While some pieces refer to specific victims, others stand in as a more general tribute. “Seated Warrior” is a bronze piece of a damaged Senufo sculpture once used for divination in the Côte d’Ivoire. The figure sits as a symbol of power for those who have died, as well as those who feel under threat every time a police car pulls them over.
“It alludes to the idea of these being warriors,” says Biggers.
In addition to the statues, the exhibit includes three antique quilts. Two bear the images of “Seated Warrior,” only in this rendition, the figure is presented in floral or pink sequins. Biggers says he chose quilts as a canvas because of a legend that quilts functioned as a coded signal for escaped slaves on the Underground Railroad. Perhaps these quilts signal a safe passage ahead? Or are they a warning?
There is also video in the show. “Infinite Tabernacle” consists of five monitors propped on their sides, lying gently on a throw rug, like an impromptu home shrine. The image playing on the screens shows the shooting of the African sculptures but with one difference from real life. In the video, we witness the figures being riddled with bullets, but we also see the bullet reverse course. The figure comes back together again and all is made whole.
“This notion of transcending the physical corporeal existence to a higher spiritual plane is also somehow in those objects,” says Biggers. “So yes, they're wounded, they're shot, they’re damaged but they’re not dead. They're sort of resurrected, in a sense, and fortified.”
The idea of transcendence and a deeper cosmic thread coursing through all life has long interwoven itself through Biggers’ work. Biggers, who in the past has taught art at Harvard and Columbia University, lived in Japan for three years and was deeply influenced by Buddhist ideas and philosophies. Some of his pieces reflect this interest, including a series that he began in 2000 of traditional sand-drawn Buddhist and Hindu mandalas reimagined as a hip-hop dance floor, as well as another older work, “Lotus,” which appears to be a beautiful round white lotus blossom etched on a circular pane of glass until you get close enough to see that the petals are actually the hull of slave ships packed with human cargo. In one simple image, Biggers juxtaposes the horrors of slavery with a Buddhist symbol of purity of body, speech and mind. Typical of Biggers’ work, it is multi-layered, spiritual and otherworldly while rooted in the black experience.
“That's something that's always been in my work,” he says. “Everything was really deeply about ritual, meditation, healing, transcendence, and perspective of how humans exist within the larger cosmological context.”
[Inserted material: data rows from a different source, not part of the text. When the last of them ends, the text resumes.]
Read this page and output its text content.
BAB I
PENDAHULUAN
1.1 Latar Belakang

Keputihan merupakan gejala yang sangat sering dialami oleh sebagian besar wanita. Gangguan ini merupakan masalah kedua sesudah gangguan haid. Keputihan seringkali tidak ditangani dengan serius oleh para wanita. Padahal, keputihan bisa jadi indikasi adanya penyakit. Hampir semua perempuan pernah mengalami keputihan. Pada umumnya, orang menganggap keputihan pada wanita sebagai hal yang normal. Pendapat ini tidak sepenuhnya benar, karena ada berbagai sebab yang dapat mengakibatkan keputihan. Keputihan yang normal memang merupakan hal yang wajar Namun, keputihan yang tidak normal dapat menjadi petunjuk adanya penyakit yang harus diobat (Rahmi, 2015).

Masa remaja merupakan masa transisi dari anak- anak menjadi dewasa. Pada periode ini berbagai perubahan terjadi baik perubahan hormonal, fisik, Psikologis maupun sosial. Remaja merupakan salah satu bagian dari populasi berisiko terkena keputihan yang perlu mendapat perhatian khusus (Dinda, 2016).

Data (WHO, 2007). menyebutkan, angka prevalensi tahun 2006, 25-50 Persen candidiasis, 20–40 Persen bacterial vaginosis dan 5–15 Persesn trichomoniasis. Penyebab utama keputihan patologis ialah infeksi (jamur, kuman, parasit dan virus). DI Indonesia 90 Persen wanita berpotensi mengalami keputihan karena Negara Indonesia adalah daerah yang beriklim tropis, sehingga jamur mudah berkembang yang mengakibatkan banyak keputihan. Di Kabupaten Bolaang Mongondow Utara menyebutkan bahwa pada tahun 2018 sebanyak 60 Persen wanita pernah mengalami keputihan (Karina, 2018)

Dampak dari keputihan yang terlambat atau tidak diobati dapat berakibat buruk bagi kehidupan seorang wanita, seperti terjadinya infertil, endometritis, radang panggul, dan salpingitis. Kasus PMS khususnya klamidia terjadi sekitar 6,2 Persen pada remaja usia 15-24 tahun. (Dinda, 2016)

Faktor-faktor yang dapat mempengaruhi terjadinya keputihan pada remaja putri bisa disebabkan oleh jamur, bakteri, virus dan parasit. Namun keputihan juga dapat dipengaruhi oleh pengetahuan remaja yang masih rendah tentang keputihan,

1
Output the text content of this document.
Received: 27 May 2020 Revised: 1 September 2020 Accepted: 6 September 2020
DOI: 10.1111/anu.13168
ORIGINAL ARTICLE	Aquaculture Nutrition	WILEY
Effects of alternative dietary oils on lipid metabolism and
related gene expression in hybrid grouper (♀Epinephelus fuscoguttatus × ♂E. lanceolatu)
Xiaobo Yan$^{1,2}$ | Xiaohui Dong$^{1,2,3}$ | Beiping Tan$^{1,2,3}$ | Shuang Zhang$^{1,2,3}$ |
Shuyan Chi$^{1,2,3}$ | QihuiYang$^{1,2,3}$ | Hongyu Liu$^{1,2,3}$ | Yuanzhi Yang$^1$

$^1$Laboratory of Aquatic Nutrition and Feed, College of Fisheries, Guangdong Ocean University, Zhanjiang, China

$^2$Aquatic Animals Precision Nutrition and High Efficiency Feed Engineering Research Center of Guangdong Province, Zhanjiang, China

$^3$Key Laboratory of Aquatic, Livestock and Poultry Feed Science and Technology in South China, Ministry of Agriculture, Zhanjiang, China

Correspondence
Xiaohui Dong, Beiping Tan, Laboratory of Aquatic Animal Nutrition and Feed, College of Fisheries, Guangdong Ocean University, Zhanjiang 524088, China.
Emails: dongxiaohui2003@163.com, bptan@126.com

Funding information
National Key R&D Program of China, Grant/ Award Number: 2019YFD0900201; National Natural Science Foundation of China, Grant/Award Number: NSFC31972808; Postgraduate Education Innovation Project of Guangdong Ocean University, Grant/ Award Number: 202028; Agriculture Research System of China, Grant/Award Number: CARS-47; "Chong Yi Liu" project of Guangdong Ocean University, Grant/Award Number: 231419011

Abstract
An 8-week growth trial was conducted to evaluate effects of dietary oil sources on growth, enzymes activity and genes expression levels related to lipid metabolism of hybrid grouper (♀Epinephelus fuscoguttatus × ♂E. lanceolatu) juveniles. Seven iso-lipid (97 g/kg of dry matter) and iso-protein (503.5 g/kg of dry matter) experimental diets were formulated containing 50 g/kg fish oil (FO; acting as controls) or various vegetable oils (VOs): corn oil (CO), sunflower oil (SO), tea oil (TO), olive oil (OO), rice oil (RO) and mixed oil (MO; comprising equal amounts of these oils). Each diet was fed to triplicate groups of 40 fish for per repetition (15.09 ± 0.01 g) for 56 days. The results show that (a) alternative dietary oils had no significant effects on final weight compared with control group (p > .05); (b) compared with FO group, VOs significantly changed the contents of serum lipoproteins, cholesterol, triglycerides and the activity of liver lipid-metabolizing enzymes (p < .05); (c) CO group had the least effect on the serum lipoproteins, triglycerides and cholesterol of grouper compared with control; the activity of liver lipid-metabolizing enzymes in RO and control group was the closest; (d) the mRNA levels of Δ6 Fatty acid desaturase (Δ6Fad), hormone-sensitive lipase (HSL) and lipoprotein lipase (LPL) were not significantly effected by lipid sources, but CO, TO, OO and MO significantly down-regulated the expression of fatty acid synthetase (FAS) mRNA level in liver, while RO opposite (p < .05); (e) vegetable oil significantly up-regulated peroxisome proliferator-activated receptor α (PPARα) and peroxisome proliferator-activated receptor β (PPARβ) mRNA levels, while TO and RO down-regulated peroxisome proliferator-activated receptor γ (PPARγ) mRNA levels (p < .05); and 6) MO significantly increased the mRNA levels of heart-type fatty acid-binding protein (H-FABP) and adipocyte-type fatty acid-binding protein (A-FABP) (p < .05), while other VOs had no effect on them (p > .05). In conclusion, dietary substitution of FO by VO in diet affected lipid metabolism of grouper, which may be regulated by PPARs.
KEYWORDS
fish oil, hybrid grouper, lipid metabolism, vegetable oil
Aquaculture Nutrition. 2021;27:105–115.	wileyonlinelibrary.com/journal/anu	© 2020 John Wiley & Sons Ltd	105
And to this end, the BAM series fits neatly within Biggers’ oeuvre.
“The BAM series, I think, are really beautiful but really horrific,” he says. “And that is the sort of tension that I like my work to have, something very compelling and seductive but at the same time something very hard and almost disturbing…If you as a viewer are willing to go through that experience, there is a resolve and there is a sense of transcendence that I'm aiming for.”
“Sanford Biggers” is on view at Tufts Aidekman Arts Center Oct. 8 through Dec. 15. An artist talk and reception will be held Oct. 16 at 7 p.m.